As you can see in the code chunk above, my colleagues decided to use a completely different approach, with the function case_when() as the protagonist. An excellent call in my opinion, but one I'm not so familiar with in R. They also made use of the strength of mutate() to reduce generation of excessive data frames, as it was my case.

The test

Methods comparison
Image 2. Results of the comparisons using Monte Carlo Simulations.
Strong lines represent the median, long and short dotted lines the maximum and minimum values, respectively.

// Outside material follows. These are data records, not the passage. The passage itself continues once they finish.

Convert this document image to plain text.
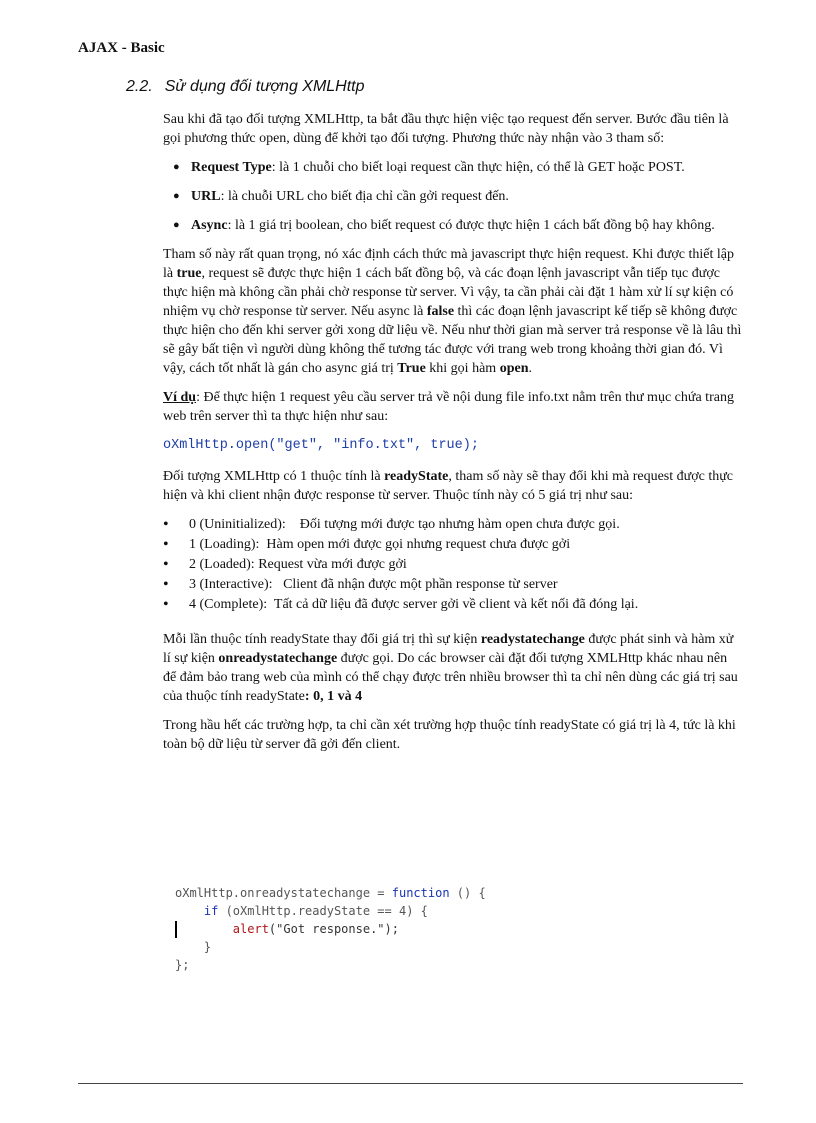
AJAX - Basic
2.2. Sử dụng đối tượng XMLHttp

Sau khi đã tạo đối tượng XMLHttp, ta bắt đầu thực hiện việc tạo request đến server. Bước đầu tiên là gọi phương thức open, dùng để khởi tạo đối tượng. Phương thức này nhận vào 3 tham số:

● Request Type: là 1 chuỗi cho biết loại request cần thực hiện, có thể là GET hoặc POST.
● URL: là chuỗi URL cho biết địa chỉ cần gởi request đến.
● Async: là 1 giá trị boolean, cho biết request có được thực hiện 1 cách bất đồng bộ hay không.

Tham số này rất quan trọng, nó xác định cách thức mà javascript thực hiện request. Khi được thiết lập là true, request sẽ được thực hiện 1 cách bất đồng bộ, và các đoạn lệnh javascript vẫn tiếp tục được thực hiện mà không cần phải chờ response từ server. Vì vậy, ta cần phải cài đặt 1 hàm xử lí sự kiện có nhiệm vụ chờ response từ server. Nếu async là false thì các đoạn lệnh javascript kế tiếp sẽ không được thực hiện cho đến khi server gởi xong dữ liệu về. Nếu như thời gian mà server trả response về là lâu thì sẽ gây bất tiện vì người dùng không thể tương tác được với trang web trong khoảng thời gian đó. Vì vậy, cách tốt nhất là gán cho async giá trị True khi gọi hàm open.

Ví dụ: Để thực hiện 1 request yêu cầu server trả về nội dung file info.txt nằm trên thư mục chứa trang web trên server thì ta thực hiện như sau:

oXmlHttp.open("get", "info.txt", true);

Đối tượng XMLHttp có 1 thuộc tính là readyState, tham số này sẽ thay đổi khi mà request được thực hiện và khi client nhận được response từ server. Thuộc tính này có 5 giá trị như sau:

• 0 (Uninitialized):    Đối tượng mới được tạo nhưng hàm open chưa được gọi.
• 1 (Loading):  Hàm open mới được gọi nhưng request chưa được gởi
• 2 (Loaded): Request vừa mới được gởi
• 3 (Interactive):   Client đã nhận được một phần response từ server
• 4 (Complete):  Tất cả dữ liệu đã được server gởi về client và kết nối đã đóng lại.

Mỗi lần thuộc tính readyState thay đổi giá trị thì sự kiện readystatechange được phát sinh và hàm xử lí sự kiện onreadystatechange được gọi. Do các browser cài đặt đối tượng XMLHttp khác nhau nên để đảm bảo trang web của mình có thể chạy được trên nhiều browser thì ta chỉ nên dùng các giá trị sau của thuộc tính readyState: 0, 1 và 4

Trong hầu hết các trường hợp, ta chỉ cần xét trường hợp thuộc tính readyState có giá trị là 4, tức là khi toàn bộ dữ liệu từ server đã gởi đến client.

oXmlHttp.onreadystatechange = function () {
if (oXmlHttp.readyState == 4) {
alert("Got response.");
}
};
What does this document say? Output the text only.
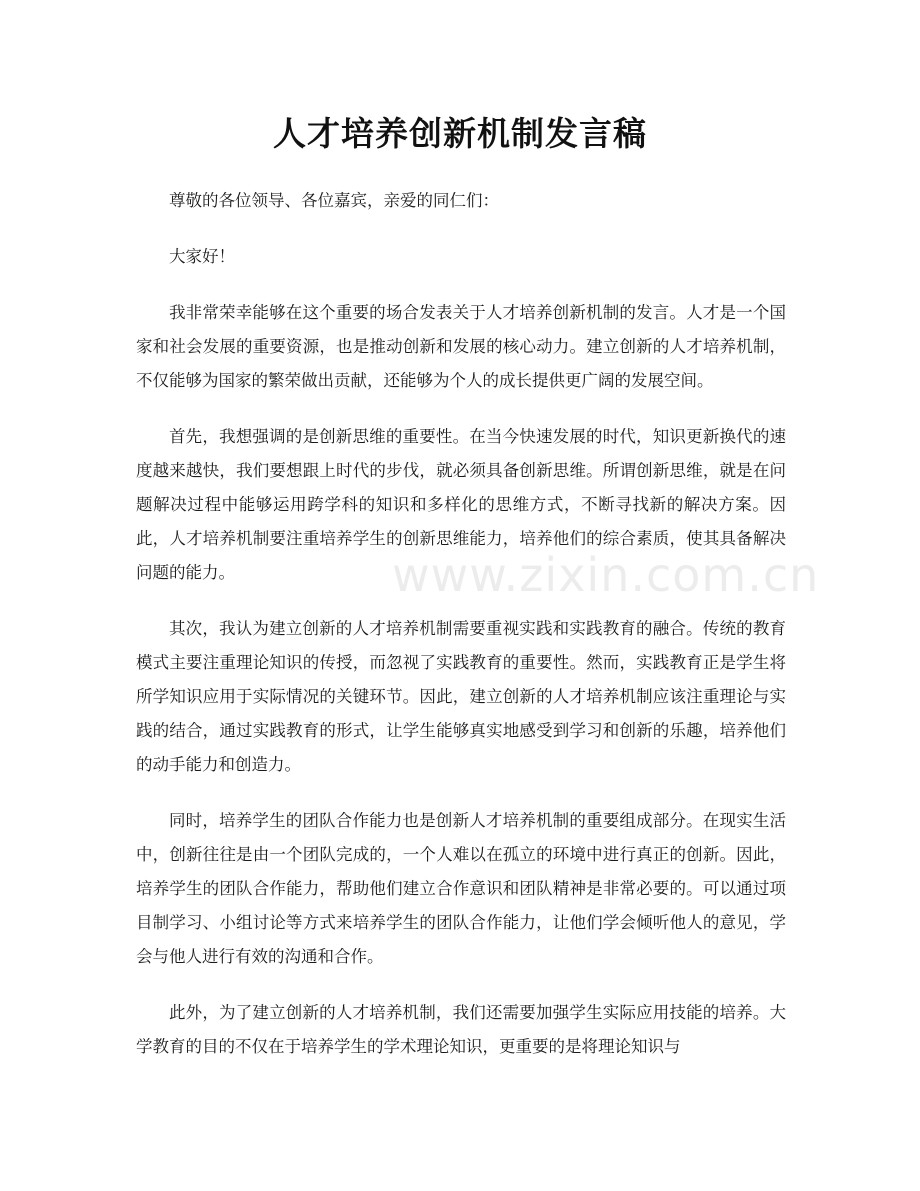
人才培养创新机制发言稿

尊敬的各位领导、各位嘉宾，亲爱的同仁们：

大家好！

我非常荣幸能够在这个重要的场合发表关于人才培养创新机制的发言。人才是一个国家和社会发展的重要资源，也是推动创新和发展的核心动力。建立创新的人才培养机制，不仅能够为国家的繁荣做出贡献，还能够为个人的成长提供更广阔的发展空间。

首先，我想强调的是创新思维的重要性。在当今快速发展的时代，知识更新换代的速度越来越快，我们要想跟上时代的步伐，就必须具备创新思维。所谓创新思维，就是在问题解决过程中能够运用跨学科的知识和多样化的思维方式，不断寻找新的解决方案。因此，人才培养机制要注重培养学生的创新思维能力，培养他们的综合素质，使其具备解决问题的能力。

其次，我认为建立创新的人才培养机制需要重视实践和实践教育的融合。传统的教育模式主要注重理论知识的传授，而忽视了实践教育的重要性。然而，实践教育正是学生将所学知识应用于实际情况的关键环节。因此，建立创新的人才培养机制应该注重理论与实践的结合，通过实践教育的形式，让学生能够真实地感受到学习和创新的乐趣，培养他们的动手能力和创造力。

同时，培养学生的团队合作能力也是创新人才培养机制的重要组成部分。在现实生活中，创新往往是由一个团队完成的，一个人难以在孤立的环境中进行真正的创新。因此，培养学生的团队合作能力，帮助他们建立合作意识和团队精神是非常必要的。可以通过项目制学习、小组讨论等方式来培养学生的团队合作能力，让他们学会倾听他人的意见，学会与他人进行有效的沟通和合作。

此外，为了建立创新的人才培养机制，我们还需要加强学生实际应用技能的培养。大学教育的目的不仅在于培养学生的学术理论知识，更重要的是将理论知识与

www.zixin.com.cn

To test the time efficiency of each function I iterated each of them a thousand times using datasets of different sizes, going from 1 thousand to 5 million, measuring the time at the beginning and end of the mapping process, and extracting the difference. The graphics presented here are the Minimum, Maximum and Median values of the thousand repetitions per each function. You can see the amount of rows in the data frame plotted against the time that each function took, in seconds.

The results, as expected, show a direct correlation between time and amount of rows processed. What is interesting is that up to one million rows, the increase is very slow and the difference between methods is almost not noticeable. In the image 3 we can see that differences are smaller than 1 second. However, as the amount of rows increases above a million, the differences between methods are bigger, to a point where they even double the time.

Methods comparison to million
Image 3. Results of the comparisons up to a million rows
Strong lines represent the median, long and short dotted lines the maximum and minimum values, respectively.

Conclusions

We are not using datasets above 5 million rows in the project, and even rarely above a million so, we can afford the process to take up to 12 seconds from time to time. However, there was a nice lesson to learn, especially for me: my method using base r functions is twice as slow than a method using tidyverse group of functions. That shows the commitment of R studio of making not only more human-readable functions, but also more efficient.

This is also true for a series of new packages appearing in the last years that are helping R to cope better with big data. As I mentioned at the beginning of my post, I consider myself lucky to see how R is evolving and adapting to the challenges of our times when we have the needs to process big amounts of data relatively fast. Rather than see its slow time processing as its future doom, I see it as the potential where developers are focusing to create packages that can make our job easier and be up to the challenge. And for that, I thank them!.